June 9, 2005

To have “rińones” (kidneys) in Venezuela means to have audacity,
gall. I was going to write about the CNE and what they handed over to the
political parties in terms of voter data, but Petkoff in today’s Simon
Bocanegra couldn’t have said it better.

The “kidneys” of Jorge Rodriguez

The CNE decided to hand over to political parties the
electoral registry. It was an act of exquisite cynicism. What the parties
received was a list of 14 million people, without any other data accompanying the
names. Nothing. Not an address, nor location and number of voting booth, nor members
of that voting table. In other words, what was handed out is useless. It not
only violates the Suffrage law (art. 95), that taxatively establishes what the
electoral registry is and the data that should compose it, but at the CNE they
must think we Venezuelans have never voted.

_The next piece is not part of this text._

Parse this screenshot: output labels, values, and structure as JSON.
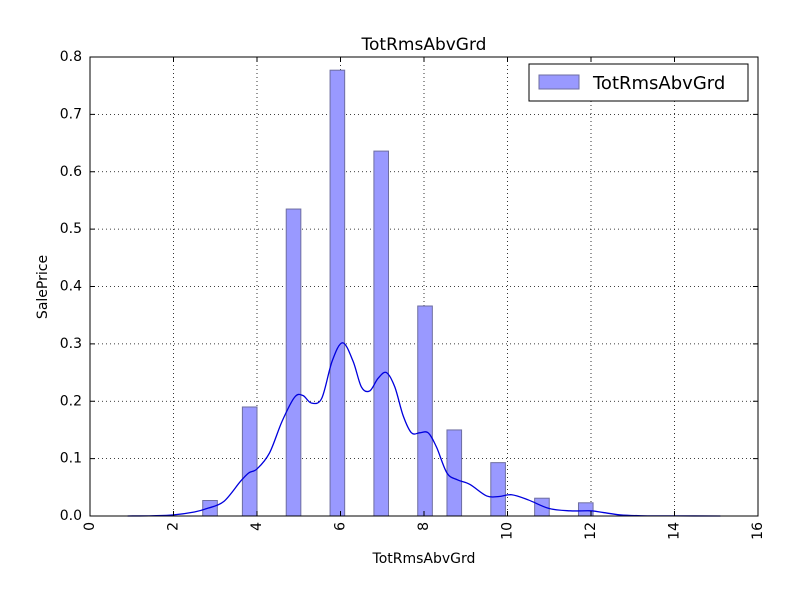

We have been voting here for half a century and always,
always, the electoral register had the essential data of the voters, the
diffusion of which, moreover, does not damage neither the honor nor the reputation
of anyone. But the most shameful part was the argument used to justify such an
arbitrary act.

There is, according to the CNE, a decision by the Supreme
Court that orders protecting the data of citizens that it can not be handed
over to anyone without the authorization of those affected. Thus, the same CNE
that was itself dauntless in the face of the Tascon list and that even has not
been able to demonstrate that it did not come out of its womb, now is the jealous
guardian of the privacy of the voters. The kidneys of Jorge Rodriguez are such that
they should be preserved at a museum.